@nullius

Interesting!


You are right; the method does break the BIP39 checksum. However the mnemonic itself provides a sort of redundancy in that words can still be identified with misread or misspelled letters; such is the reason mnemonics are used in the first place. And of course you would double triple check S can be recreated from A and B before using the wallet; thus guaranteeing your shares are recorded correctly.


Why would electrums wordlist-independant seed version system make index arithmetic a worse idea? It would work just the same?


I think the real value in the one-time-pad scheme is that it's simple enough to be done with paper and pencil. Towards that end it makes sense to do wordlist arithmetic than bitwise XOR. There are less operations overall and thus less opportunity for error, believe me, I tried! Plus the method could be described to and executed by my Grandmother, an important consideration when she may be the benefactor of my coin and required to perform a recovery procedure in the event of my untimely death.


If you have an air-gapped computer with no malware that you can trust then maybe SSS is superior (favourable scaling) and maybe it's easier to XOR (native machine instruction). But you need a trusted computer and trusted software - difficult and expensive to ensure - even for IT professionals. And further this completely defeats the purpose of a hardware wallet because you have to enter into a computer your private key or seed to be XOR'ed or SSS'ed. A big no-no for cold storage.


It's trivial to guarantee that "you never XOR the same values with anything else"; thus the scheme is provably secure; so what's the problem? What do you mean by "it severely reduces availability"? Why do you think SSS would be safer?

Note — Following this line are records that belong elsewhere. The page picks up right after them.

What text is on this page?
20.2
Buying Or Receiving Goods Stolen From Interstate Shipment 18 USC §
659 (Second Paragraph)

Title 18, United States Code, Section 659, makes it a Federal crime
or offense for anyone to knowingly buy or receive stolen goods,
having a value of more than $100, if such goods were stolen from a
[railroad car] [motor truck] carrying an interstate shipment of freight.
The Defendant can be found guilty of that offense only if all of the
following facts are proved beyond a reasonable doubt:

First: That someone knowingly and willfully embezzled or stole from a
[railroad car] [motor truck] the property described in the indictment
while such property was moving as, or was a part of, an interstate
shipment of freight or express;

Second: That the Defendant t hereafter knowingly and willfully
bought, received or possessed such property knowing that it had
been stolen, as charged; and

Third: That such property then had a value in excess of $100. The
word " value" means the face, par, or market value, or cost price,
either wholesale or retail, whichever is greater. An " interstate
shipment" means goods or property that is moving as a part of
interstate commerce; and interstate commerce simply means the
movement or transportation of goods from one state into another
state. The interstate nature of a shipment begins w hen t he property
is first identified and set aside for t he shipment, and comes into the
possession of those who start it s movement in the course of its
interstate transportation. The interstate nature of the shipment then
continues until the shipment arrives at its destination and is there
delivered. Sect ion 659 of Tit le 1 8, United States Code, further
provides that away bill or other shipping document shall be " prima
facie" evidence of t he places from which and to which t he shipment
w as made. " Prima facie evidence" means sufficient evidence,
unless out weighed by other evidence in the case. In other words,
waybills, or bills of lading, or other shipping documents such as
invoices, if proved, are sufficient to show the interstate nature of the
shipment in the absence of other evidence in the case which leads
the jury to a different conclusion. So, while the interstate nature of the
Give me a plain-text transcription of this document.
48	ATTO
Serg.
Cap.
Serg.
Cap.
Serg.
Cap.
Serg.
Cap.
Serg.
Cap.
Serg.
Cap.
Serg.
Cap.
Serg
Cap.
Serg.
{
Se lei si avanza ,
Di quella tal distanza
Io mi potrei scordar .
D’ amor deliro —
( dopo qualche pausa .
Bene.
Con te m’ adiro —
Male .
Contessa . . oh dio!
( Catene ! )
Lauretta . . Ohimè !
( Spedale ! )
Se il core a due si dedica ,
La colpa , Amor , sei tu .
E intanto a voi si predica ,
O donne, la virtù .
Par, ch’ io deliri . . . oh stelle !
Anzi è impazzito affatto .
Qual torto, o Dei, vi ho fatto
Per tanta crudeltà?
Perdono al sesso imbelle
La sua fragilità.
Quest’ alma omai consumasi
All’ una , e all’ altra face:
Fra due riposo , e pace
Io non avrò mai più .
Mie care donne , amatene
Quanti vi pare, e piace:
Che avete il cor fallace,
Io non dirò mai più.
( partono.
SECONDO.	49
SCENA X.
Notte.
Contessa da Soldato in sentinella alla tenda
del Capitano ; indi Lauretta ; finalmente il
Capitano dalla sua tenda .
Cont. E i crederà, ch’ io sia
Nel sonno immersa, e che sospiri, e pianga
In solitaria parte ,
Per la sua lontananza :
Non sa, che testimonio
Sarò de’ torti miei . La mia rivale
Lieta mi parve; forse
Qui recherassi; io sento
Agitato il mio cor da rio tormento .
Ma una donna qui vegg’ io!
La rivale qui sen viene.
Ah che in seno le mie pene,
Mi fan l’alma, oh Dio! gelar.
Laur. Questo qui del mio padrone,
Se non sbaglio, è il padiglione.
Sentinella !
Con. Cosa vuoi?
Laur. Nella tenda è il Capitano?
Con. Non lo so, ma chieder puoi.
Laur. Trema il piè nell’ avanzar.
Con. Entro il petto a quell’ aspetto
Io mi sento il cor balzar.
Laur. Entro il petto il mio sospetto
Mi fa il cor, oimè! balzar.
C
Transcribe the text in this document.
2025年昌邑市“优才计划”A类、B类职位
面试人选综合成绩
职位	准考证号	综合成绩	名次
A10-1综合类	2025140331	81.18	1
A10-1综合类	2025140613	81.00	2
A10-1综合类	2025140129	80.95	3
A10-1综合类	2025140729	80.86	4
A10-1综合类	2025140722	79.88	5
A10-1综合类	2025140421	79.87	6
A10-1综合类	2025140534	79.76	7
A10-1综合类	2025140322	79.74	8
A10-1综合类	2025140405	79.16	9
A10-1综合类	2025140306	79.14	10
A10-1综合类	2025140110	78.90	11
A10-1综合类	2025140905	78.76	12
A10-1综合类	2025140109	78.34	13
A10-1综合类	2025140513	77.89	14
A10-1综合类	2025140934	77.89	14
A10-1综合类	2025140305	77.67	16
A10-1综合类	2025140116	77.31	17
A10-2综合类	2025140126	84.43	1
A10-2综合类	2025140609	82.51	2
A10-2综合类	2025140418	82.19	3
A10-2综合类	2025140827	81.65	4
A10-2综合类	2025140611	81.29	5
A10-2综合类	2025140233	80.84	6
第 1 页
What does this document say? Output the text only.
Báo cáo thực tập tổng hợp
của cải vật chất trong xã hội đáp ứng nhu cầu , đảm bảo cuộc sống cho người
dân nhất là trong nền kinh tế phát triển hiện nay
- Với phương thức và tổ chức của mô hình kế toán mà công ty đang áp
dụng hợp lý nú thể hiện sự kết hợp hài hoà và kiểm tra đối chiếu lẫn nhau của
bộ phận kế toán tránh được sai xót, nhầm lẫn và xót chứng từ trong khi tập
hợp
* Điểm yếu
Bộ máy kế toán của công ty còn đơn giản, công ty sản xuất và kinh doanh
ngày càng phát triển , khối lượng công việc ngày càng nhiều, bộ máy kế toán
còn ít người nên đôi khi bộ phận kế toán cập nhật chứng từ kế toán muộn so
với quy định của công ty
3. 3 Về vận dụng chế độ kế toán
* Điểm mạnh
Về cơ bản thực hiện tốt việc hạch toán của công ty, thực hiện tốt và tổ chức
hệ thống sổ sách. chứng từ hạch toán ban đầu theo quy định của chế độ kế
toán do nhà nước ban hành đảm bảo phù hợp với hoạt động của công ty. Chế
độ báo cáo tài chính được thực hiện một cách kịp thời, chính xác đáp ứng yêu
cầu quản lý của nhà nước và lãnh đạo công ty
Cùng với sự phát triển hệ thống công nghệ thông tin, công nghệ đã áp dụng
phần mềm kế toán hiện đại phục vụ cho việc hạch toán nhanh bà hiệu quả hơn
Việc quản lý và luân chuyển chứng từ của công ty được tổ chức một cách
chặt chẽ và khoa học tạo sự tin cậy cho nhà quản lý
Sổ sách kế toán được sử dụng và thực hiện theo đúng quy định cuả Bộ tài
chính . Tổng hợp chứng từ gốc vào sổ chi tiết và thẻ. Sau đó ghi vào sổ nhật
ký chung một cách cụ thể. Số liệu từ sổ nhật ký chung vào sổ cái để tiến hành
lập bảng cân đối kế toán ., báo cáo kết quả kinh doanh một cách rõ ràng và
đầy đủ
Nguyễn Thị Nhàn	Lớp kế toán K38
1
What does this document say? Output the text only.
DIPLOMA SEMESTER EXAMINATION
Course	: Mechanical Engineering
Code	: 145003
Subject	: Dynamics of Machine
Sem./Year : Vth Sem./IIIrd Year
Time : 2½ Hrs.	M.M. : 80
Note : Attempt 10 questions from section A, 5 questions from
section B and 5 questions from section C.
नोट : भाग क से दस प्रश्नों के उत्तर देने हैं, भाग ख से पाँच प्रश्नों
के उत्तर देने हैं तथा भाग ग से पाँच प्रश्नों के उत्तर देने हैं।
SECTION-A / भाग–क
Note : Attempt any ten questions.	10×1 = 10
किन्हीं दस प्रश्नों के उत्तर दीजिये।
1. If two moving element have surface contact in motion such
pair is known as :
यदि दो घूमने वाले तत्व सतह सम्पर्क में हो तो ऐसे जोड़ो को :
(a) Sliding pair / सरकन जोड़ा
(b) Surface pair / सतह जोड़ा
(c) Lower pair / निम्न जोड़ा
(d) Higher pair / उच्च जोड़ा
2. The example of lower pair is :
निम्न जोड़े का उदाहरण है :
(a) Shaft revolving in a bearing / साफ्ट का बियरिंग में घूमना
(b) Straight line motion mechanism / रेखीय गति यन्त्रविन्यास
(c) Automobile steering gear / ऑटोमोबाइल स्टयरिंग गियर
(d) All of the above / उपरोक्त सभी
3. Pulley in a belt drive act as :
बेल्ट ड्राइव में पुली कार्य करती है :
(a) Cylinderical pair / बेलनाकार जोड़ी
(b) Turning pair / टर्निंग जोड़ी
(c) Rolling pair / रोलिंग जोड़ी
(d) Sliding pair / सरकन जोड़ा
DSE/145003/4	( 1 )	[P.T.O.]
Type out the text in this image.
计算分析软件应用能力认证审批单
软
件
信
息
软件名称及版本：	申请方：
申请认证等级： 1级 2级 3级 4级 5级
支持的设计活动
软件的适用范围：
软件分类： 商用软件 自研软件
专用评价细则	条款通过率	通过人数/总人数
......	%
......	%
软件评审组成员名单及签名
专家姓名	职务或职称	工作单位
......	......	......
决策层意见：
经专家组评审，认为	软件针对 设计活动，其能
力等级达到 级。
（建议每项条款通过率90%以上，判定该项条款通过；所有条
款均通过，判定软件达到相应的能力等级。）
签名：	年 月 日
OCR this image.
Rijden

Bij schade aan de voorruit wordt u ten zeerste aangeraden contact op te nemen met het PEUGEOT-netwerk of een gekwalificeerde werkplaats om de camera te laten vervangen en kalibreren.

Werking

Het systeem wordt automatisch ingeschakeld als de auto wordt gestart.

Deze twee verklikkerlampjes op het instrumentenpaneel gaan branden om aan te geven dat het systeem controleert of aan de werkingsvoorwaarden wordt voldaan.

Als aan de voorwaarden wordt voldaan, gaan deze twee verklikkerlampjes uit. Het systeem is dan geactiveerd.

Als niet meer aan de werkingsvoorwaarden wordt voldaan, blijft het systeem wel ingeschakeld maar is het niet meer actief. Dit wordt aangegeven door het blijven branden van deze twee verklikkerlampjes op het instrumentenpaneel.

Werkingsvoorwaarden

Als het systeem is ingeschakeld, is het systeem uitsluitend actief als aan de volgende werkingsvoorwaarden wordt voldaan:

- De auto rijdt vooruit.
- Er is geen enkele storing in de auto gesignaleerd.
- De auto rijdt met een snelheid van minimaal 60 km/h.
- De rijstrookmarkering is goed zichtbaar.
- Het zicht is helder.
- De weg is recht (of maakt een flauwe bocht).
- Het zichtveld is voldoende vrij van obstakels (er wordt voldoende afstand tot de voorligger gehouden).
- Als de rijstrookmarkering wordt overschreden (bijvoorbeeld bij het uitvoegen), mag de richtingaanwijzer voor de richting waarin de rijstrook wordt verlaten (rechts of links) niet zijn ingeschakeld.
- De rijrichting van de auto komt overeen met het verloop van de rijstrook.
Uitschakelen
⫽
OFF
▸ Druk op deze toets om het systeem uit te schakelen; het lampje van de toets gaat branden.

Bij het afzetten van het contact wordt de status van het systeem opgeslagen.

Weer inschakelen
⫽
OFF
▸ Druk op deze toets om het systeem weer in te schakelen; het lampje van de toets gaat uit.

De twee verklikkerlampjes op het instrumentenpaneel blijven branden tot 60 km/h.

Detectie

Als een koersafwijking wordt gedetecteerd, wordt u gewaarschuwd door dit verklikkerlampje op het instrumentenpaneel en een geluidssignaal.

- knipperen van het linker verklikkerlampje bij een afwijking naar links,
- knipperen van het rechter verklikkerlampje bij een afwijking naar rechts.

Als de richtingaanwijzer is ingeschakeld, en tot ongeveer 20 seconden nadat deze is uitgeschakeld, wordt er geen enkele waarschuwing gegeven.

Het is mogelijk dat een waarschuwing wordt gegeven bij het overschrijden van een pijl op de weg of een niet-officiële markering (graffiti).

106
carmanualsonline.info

The biggest problem I see with a software based solution (air-gaps, linux, XOR, /dev/urandom, easyseed, SSS, dd, Ian Coleman) is there is no standard for the method. Its right there on Ian Colemans implementation. From https://iancoleman.io/shamir39/: "There are no alternative implementations, meaning you are totally dependent on this tool if you use it. That is a dangerous situation to be in." And how can I ensure Ian's implementation is secure? How can I guarantee it will be available and secure into the future? How can I guarantee the same to my Grandmother? These are difficult questions to address and can require complex maintenance procedures to guard against software and data rot.


Thanks for the discussion. But my recommendation is - KISS - Keep It Simple!

@hatshepsut93:

Your method does seem viable. So long as your key is kept secret from the bad guys seed B will reveal no information about seed A. It reminds me of the "optional passphrase" feature of the BIP-0039 standard as described here: https://github.com/bitcoinbook/bitcoinbook/blob/second_edition/ch05.asciidoc#optional-passphrase-in-bip-39 and here: https://blog.trezor.io/hide-your-trezor-wallets-with-multiple-passphrases-f2e0834026eb

OPs method and yours could be combined such that:

(A + B) % 2048 = S; decoy seed with small amount

and

S + "secret key passphrase"; as per BIP-0039 leads to the main wallet

Terrible advice! Do not do this! It will vastly decrease the security of your wallet!

They do not have the same security profile. Your method reveals half the information of your seed, the OP's method does not. In fact it can be shown that seed A and seed B as described by OP are both random numbers and reveal absolutely no information at all.

To see this consider a simpler case where we have a three index dictionary {0, 1, 2} and our seed is only one number.

Let S be our seed chosen randomly, then:

S = 0 with 1/3 probability; S = 1 with 1/3 probability and S = 2 with 1/3 probability.

We chose A the same way:

A = 0 with 1/3 probability; A = 1 with 1/3 probability and A = 2 with 1/3 probability.

Note that since A is chosen randomly it reveals zero information about S.

B is calculated from S and A as per the scheme: B = (S - A) % 3

So consider the three cases for S:

Case: S = 0 then:

B = (S - A) % 3  = (0 - 0) % 3 = 0 with 1/3 probability (A = 0 1/3 of the time)
B = (S - A) % 3  = (0 - 1) % 3 = 2 with 1/3 probability (A = 1 1/3 of the time)
B = (S - A) % 3  = (0 - 2) % 3 = 1 with 1/3 probability (A = 2 1/3 of the time)

Case: S = 1 then:

B = (S - A) % 3  = (1 - 0) % 3 = 1 with 1/3 probability
B = (S - A) % 3  = (1 - 1) % 3 = 0 with 1/3 probability
B = (S - A) % 3  = (1 - 2) % 3 = 2 with 1/3 probability

Case: S = 2 then:

B = (S - A) % 3  = (2 - 0) % 3 = 2 with 1/3 probability
B = (S - A) % 3  = (2 - 1) % 3 = 1 with 1/3 probability
B = (S - A) % 3  = (2 - 2) % 3 = 0 with 1/3 probability


So we see no matter the value for S; B = 0 with 1/3 probability; B = 1 with 1/3 probability and B = 2 with 1/3 probability. Thus with no knowledge of A, B is indistinguishable from a random number and like A reveals zero information about S.


Your method of dividing the secret in two halves does reveal information about the seed. Consider a similar example of a four digit pin:

If I want to brute force crack the pin I have to try all combinations which is 10*10*10*10 = 10^4 = 10,000 tries. However if I discover half, I only need to crack the remaining two digits, thus I need only 10^2 = 100 tries. A factor of 100 speed up from the brute force method!

This method does work with with 2 of 3; You perform the method 3 times and divide the encryption seeds like this:

Alex: A1, A2
Bob: B1, A3
Charlie: B2, B3

IMO this is a better method that SSS. SSS relies to heavily on non standard software, must be done on a secure computer and the resulting shares are difficult to record. SSS is better suited for n of m where m is large as this method does not scale favourably; You need to create a share for each subset of m of size n, which grows exponentially as m increases.

http://users.telenet.be/d.rijmenants/en/secretsplitting.htm
https://bitcoin.stackexchange.com/a/65434/69224